RMS and peak issues. I was discouraged enough to walk away from the whole thing for about three months. And while the project sat in limbo, I did what any restless writer would do — I went back into the manuscript itself. I shortened some chapters, fixed inconsistencies, caught typos I’d missed through a dozen previous reads. I redesigned the cover. I actually deleted the original KDP listing and replaced it with a new edition printed on cream paper instead of white. The book got better while the audiobook gathered dust.
But I was dreading the possibility that I’d have to spend another two weeks re-recording the whole thing from the revised manuscript. That thought was enough to keep the project on the shelf.

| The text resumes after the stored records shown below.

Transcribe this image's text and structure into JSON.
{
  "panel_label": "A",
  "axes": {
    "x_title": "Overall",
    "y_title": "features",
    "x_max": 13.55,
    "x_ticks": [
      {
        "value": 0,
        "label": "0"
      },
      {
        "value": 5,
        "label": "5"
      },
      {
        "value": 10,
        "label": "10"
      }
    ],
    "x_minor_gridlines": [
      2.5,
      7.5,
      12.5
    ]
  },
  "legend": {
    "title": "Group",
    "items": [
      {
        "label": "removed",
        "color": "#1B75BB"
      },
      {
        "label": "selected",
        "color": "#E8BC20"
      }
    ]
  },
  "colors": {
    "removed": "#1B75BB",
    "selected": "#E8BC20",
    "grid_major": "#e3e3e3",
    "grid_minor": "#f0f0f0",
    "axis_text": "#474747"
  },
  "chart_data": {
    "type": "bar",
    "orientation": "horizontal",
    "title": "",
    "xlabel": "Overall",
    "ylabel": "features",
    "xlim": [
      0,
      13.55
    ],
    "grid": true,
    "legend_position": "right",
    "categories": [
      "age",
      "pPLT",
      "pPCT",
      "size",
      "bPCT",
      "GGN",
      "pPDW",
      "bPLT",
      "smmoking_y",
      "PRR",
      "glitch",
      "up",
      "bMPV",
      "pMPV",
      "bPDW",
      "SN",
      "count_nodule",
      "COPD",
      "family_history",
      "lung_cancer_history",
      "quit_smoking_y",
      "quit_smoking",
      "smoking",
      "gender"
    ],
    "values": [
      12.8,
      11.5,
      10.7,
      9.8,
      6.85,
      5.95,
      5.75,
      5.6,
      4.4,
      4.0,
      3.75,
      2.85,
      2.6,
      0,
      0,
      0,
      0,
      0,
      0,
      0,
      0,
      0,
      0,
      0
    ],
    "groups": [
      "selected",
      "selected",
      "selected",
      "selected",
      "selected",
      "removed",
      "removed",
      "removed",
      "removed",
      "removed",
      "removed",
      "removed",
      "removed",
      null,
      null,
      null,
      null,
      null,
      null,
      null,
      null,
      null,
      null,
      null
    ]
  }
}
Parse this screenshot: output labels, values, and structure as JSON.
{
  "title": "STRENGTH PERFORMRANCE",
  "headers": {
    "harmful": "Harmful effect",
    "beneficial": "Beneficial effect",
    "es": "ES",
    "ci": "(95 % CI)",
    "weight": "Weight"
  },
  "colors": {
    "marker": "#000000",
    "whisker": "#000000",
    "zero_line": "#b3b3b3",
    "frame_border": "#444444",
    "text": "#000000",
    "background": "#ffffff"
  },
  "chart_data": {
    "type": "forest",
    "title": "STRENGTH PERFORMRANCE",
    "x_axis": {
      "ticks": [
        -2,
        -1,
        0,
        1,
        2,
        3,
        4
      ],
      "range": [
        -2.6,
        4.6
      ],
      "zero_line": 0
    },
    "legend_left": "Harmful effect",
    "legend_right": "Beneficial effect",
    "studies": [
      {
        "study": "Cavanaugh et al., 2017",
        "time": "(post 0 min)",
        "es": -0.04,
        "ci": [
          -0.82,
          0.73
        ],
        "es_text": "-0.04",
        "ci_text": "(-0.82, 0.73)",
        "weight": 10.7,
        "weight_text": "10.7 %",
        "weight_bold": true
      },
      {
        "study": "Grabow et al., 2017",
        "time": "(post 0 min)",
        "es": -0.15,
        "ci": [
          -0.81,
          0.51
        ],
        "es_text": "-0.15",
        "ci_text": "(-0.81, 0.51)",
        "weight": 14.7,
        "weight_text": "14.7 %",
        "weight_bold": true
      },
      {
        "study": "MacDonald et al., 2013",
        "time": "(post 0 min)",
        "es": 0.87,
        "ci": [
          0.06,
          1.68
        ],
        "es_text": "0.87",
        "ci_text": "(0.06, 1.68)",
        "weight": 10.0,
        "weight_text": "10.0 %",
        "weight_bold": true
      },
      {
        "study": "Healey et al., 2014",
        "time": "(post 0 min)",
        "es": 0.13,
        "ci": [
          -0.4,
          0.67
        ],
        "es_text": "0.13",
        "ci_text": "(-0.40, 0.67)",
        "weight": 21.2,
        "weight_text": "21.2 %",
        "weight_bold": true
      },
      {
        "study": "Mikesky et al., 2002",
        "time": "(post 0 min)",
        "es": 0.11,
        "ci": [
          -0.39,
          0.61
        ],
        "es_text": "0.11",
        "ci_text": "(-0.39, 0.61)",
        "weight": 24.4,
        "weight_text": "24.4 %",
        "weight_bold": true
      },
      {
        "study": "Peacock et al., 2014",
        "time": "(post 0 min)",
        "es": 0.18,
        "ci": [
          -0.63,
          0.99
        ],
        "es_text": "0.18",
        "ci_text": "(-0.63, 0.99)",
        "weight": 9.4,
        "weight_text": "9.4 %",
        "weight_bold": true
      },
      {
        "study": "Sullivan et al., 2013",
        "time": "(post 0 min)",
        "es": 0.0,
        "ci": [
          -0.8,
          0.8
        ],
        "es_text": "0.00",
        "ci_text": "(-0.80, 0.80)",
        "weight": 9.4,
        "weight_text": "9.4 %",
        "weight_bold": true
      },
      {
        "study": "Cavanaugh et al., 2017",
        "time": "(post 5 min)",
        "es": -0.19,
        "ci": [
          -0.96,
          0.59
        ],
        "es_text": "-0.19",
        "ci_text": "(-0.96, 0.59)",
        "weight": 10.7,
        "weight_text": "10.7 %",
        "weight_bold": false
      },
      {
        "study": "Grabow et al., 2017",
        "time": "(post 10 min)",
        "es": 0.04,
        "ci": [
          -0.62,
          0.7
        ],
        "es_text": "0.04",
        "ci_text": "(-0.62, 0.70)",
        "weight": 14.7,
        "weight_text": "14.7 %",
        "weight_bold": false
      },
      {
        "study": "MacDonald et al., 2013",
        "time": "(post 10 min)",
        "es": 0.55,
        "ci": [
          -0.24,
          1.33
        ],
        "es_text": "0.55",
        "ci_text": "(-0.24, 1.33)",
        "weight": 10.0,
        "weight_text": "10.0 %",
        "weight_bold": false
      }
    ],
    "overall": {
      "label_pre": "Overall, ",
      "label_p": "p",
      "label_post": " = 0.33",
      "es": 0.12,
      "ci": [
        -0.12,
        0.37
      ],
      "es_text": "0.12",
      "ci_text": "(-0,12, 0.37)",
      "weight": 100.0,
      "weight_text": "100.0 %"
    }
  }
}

Then Claude pointed me to Auphonic — a service that analyzes your audio and adjusts the levels to meet ACX’s exact requirements. Eleven dollars for the tokens I needed. Game changer. If I could just fix the four rejected chapters and run them through Auphonic, I could upload the original audio and call it a day. The text differences between the two versions were minor enough that the audiobook could stand on its own.
It worked. All sixteen chapters accepted.
So here’s what I’d tell anyone considering this path: if you have decent gear, a quiet room, and the patience of a monk with a head cold, you can absolutely do this yourself. But budget your time honestly. All of it is hard. The recording demands real performance — you’re not just reading words, you’re acting them, finding the emotion in every sentence. Then you’re spending hours surgically removing every pause, every breath, every “um,” every false start. And after all that, the technical specs and the back-and-forth with ACX will test whatever patience you have left.
Worth it? Every minute. There’s something right about reading your own story in your own voice. Nobody else knows where the pauses belong.